Well, it’s not over. Since I’m a white man, people sometimes think its safe to make racist comments to me. The vast majority of people don’t, but every so often someone does. And that means we haven’t arrived yet.
As a pastor, I am acutely aware of the cultural divisions in our society and how they affect the church. The old saying is that Sunday morning at 11:00 is the most segregated hour of the week. That’s not 100% true, but the effort to build multicultural churches isn’t an easy one. It’s much easier to gather around people who have as many things in common with us as possible. For example, many new “start-up” churches are built around that concept – build community around middle class parents between 25 and 45 with children between 1 and 10 – usually without a lot of cultural diversity. The families all share a very similar context so it’s easy for them to understand each other, make connections, and form community.
The problem is that the Body of Christ is made up of many different parts. Where do older people fit in? Or young adults? Or unmarried people? Or people struggling financially? Or people from other cultures?
I firmly believe that the church is at its strongest when it embraces diversity. Our Christian faith is enough to unite us. And when more voices are present in the conversation, we can challenge each other. We can challenge stereotypes and assumptions about who “the others” are.

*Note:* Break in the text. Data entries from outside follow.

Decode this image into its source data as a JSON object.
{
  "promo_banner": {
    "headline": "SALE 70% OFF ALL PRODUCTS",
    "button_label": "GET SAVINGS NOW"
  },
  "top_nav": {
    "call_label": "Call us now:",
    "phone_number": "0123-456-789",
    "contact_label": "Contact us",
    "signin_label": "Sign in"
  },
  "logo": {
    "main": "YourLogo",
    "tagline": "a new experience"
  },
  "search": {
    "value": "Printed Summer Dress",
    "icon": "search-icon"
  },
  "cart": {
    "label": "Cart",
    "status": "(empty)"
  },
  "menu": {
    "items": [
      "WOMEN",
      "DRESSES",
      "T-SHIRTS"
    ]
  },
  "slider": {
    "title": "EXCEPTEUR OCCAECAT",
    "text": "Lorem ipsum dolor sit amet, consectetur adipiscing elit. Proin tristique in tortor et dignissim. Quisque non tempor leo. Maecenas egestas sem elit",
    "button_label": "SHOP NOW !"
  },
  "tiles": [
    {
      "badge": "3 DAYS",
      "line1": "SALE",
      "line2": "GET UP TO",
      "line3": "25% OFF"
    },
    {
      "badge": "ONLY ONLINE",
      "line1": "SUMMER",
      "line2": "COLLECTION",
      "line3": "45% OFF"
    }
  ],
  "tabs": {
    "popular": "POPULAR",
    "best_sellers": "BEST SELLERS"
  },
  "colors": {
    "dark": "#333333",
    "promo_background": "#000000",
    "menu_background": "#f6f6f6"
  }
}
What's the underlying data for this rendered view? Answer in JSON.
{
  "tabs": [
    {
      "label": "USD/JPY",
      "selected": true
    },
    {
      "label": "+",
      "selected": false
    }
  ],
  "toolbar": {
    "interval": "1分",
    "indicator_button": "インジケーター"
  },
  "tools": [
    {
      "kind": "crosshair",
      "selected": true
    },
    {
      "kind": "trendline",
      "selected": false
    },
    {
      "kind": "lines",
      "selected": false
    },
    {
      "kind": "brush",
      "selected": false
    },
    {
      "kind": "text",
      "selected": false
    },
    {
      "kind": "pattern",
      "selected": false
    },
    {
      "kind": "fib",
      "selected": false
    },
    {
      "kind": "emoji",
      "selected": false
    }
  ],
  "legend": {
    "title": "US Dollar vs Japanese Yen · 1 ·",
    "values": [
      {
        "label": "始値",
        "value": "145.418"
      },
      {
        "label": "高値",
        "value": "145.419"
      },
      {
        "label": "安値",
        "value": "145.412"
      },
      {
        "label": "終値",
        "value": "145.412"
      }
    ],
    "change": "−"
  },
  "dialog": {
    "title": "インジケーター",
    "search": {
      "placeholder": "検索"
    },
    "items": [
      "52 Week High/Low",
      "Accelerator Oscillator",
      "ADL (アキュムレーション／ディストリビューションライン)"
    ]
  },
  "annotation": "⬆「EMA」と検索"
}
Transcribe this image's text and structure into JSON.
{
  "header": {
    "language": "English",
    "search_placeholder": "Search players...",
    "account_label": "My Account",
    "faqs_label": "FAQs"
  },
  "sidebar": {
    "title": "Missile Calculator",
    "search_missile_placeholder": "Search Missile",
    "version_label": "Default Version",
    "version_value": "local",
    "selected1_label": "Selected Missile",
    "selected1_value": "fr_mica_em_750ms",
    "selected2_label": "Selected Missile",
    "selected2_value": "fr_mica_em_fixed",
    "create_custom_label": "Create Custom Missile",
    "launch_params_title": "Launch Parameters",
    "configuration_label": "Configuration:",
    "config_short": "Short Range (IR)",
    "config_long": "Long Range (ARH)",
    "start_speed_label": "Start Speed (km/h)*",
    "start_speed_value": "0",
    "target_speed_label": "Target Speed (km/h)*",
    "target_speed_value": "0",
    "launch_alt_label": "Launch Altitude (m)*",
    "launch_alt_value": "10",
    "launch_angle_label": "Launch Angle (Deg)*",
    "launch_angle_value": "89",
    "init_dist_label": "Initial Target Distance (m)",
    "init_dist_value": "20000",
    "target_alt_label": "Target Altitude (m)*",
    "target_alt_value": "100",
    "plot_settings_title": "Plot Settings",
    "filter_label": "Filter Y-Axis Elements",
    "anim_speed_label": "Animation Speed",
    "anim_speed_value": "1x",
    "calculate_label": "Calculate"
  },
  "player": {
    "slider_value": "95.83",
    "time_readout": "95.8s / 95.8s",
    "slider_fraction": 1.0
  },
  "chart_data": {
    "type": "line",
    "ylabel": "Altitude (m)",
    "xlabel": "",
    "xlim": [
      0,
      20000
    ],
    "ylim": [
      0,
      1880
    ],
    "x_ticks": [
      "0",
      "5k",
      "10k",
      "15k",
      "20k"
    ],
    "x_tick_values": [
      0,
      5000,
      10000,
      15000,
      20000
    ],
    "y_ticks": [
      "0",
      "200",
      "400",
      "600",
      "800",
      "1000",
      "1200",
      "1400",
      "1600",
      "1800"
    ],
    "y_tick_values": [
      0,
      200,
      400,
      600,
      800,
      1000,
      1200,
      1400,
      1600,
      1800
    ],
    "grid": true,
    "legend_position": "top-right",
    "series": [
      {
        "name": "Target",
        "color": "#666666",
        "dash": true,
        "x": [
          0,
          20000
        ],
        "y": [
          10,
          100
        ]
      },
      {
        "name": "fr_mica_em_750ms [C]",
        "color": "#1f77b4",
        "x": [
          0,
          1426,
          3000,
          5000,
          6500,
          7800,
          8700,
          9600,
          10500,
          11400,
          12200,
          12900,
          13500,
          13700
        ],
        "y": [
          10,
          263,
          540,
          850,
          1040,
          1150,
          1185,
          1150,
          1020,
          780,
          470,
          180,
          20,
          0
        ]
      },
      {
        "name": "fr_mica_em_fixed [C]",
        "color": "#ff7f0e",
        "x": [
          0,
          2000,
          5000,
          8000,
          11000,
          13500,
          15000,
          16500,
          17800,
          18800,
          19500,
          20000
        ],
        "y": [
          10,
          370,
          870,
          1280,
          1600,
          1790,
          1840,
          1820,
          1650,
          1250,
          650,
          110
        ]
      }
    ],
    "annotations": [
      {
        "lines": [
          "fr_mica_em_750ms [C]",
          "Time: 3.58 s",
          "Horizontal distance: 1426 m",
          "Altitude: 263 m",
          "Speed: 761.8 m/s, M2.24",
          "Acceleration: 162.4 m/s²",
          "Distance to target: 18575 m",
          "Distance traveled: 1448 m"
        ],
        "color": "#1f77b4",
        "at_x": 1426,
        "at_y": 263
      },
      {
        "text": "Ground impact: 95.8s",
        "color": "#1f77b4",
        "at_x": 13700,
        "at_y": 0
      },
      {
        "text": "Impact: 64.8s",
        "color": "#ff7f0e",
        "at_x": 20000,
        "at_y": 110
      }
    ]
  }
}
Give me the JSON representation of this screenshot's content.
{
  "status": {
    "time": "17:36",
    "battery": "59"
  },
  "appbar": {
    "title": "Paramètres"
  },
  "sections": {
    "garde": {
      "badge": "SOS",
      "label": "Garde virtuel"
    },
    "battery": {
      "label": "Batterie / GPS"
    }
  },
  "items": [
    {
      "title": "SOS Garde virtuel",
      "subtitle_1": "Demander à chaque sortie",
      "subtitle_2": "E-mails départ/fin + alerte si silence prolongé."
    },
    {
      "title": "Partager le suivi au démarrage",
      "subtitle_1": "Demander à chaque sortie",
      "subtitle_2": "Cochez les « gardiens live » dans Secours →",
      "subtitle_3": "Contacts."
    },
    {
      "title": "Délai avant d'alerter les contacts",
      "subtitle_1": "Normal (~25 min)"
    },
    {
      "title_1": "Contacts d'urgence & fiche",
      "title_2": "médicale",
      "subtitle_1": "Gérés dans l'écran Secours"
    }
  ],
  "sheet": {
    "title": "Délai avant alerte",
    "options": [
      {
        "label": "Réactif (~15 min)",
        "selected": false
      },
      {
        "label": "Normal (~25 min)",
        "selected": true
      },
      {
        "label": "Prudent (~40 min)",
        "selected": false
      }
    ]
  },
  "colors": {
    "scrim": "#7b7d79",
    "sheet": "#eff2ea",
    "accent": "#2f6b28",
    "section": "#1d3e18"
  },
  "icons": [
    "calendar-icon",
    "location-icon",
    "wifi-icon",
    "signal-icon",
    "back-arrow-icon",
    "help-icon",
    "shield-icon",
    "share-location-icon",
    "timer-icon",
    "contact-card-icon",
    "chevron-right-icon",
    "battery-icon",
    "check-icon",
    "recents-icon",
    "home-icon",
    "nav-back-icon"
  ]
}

And there’s a strictly practical reason too. Increasingly, American families are mixed. My wife is Mexican-American and my kids all have the middle name “Mendoza.” Our church is drawing more and more couples of mixed racial-ethnic backgrounds. Are we going to create a separate church for 50-50 European and Mexican background families like mine? Obviously that makes no sense. It’s impossible!
But becoming multicultural means giving up some amount of comfort. You don’t have “instant community.” Sometimes we have to work at it. For example, it’s not possible for every part of worship to speak equally to every person. Sometimes, something will be in a language that we don’t understand. Or a tradition will be unfamiliar and possibly uncomfortable. But we can learn from each other! And over time, we find the beauty in traditions that others bring.
Trinity’s church board has made a commitment to becoming a multicultural church. It won’t be easy. But it wasn’t easy to get from where we were 50 years ago to where we are today. Dr. King and those who worked with him were able to see a possible future that didn’t yet exist, and many paid a high price for that vision. The price to continue their work today is much lower because of the strides that have already been made, and the potential payoff is great.
The body is a unit, though it is made up of many parts; and though all its parts are many, they form one body. So it is with Christ. 1 Corinthians 12:12
I look forward to seeing Christ’s Church lead the way in bringing people together to become the very different, equally necessary, parts of the body of Christ.